All good alarm systems are calibrated to give false positives. (You don’t want a smoke alarm that goes off only when the house is engulfed in flames; so you accept that it goes off occasionally when people are cooking or smoking.) Biological alarm systems are better-safe-than-sorry, which is why the central nervous system would rather be wrong a hundred times thinking your spouse is a saber-tooth tiger than be wrong once thinking a saber-tooth tiger is your spouse. We’re not descended from early humans who underestimated danger.  

Recognize, however, that anxiety is not reality; it’s a signal about possible realty. Check out the alarm, but don’t mistake it for reality; the smoke alarm is not the fire. Most of the time, it signals caution, not danger.

Give Answers

Racing thoughts must have answers to form alternative synaptic connections and prevent thought-looping. Never have an anxious thought without giving it an answer, based on probability.

“I might lose my relationship.”

Consider how likely this is.

Answer: “I’ll do my best to save it. If I lose it, I’ll make the best of my life.”

“No one will love me.”

Consider how likely this is.

Answer: "I’ll be more compassionate, which will make me more lovable.”

"I’ll screw things up.”

Consider how likely this is.

Answer: “I’ll try my best to avoid a mistake and correct any I might make.”

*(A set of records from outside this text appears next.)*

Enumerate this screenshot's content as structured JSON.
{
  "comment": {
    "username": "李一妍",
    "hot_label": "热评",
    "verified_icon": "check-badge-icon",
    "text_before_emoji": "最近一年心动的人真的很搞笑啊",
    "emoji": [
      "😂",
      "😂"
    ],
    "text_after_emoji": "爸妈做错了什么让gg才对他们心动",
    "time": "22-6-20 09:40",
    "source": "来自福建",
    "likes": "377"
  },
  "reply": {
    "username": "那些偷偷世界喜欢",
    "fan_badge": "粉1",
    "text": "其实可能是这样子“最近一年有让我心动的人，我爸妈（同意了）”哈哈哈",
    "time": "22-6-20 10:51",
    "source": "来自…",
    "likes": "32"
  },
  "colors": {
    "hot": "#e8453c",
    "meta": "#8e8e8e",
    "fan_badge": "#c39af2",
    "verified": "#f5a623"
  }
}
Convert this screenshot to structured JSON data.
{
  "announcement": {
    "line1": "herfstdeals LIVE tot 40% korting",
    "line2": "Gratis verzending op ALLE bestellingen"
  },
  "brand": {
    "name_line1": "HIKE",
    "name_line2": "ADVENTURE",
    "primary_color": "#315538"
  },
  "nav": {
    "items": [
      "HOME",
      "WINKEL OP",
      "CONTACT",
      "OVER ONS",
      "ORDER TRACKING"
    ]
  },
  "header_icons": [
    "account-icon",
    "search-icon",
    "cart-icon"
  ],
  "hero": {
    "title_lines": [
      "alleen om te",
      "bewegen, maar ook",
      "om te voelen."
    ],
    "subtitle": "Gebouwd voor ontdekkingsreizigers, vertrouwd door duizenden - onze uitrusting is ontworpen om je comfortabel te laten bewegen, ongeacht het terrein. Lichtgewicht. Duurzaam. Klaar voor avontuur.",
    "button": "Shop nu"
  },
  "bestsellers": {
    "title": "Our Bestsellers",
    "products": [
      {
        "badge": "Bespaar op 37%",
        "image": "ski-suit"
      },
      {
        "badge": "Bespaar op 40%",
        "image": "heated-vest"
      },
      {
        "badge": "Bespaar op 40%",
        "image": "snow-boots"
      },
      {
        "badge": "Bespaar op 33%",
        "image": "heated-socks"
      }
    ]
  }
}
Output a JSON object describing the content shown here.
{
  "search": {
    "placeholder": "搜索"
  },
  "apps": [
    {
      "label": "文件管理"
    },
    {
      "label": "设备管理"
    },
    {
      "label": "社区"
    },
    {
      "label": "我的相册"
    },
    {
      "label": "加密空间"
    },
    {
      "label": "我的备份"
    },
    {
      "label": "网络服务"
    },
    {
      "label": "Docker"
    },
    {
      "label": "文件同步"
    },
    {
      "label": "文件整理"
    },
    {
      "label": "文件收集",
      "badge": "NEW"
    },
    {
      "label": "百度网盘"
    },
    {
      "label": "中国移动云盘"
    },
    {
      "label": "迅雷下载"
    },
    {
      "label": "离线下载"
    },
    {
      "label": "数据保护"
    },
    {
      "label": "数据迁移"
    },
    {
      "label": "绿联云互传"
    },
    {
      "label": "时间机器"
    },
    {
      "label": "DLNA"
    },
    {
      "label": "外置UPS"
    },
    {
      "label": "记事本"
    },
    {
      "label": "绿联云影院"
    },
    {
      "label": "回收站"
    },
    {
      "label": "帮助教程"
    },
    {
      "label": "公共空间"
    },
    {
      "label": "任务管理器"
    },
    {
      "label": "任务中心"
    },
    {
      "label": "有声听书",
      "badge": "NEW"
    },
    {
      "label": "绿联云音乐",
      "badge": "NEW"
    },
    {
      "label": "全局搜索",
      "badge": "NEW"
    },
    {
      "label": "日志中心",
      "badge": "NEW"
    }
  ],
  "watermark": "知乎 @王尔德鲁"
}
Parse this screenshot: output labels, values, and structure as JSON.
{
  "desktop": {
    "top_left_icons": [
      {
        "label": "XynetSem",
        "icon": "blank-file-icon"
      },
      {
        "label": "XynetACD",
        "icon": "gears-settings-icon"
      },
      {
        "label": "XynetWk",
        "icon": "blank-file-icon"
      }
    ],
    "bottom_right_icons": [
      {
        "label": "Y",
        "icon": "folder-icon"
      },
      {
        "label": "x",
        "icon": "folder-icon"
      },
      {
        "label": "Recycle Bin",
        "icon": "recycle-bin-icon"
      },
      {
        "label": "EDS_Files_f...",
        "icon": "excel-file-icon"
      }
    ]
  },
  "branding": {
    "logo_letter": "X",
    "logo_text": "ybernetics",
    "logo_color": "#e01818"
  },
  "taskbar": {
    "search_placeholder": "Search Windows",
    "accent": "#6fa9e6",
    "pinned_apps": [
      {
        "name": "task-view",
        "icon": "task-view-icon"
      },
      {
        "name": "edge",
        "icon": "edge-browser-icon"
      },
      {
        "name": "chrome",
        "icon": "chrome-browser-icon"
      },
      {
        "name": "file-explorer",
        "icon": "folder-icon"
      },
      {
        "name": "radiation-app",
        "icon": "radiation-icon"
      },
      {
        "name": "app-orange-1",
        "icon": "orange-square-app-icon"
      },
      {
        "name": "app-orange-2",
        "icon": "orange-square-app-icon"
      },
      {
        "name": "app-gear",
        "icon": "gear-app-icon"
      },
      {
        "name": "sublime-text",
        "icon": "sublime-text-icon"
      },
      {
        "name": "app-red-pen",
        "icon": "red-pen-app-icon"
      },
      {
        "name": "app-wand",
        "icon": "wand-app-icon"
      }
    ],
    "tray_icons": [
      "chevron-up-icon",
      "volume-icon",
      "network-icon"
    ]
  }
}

For Situational Anxiety: Use the Anxiety Formula

Importance x Unknown x Perceived ability to cope

The classic example of the formula at work in situational anxiety is entering a cage full of lions, which, for most of us, would send anxiety levels through the roof. It has life-and-death importance, we don’t know anything about lion behavior, and we don’t know what to do to stay alive. Yet the same situation is exhilarating for lion-tamers. It’s important, so they have to be careful, they know enough about lions to predict behaviors, and they have the skill to manipulate the big cats safely.

Since problem anxiety has little to do with imminent danger, we must first ask ourselves, “How important is it?” (How relevant to my core values?) Much of what we worry about is petty ego offenses and things that have utterly no influence on the quality of our lives unless we obsess about them.

We reduce the unknown by learning more about what worries us. We increase the perceived ability to cope by making contingency plans.

Change the Habit

By the time we’re adults, most anxiety response is habituated, through a series of conditioned responses. The most effective way to counter undesirable habits is to build new habits that are incompatible with them. For example, we can train ourselves to focus on improvement at the first signal of anxiety. Improving the situation is incompatible with ruminating about it. 

The optimal habit is triggered by the physiological arousal of anxiety, which is much faster than cognitive awareness. It will then seem that much anxiety is prevented, although it is actually regulated faster than awareness.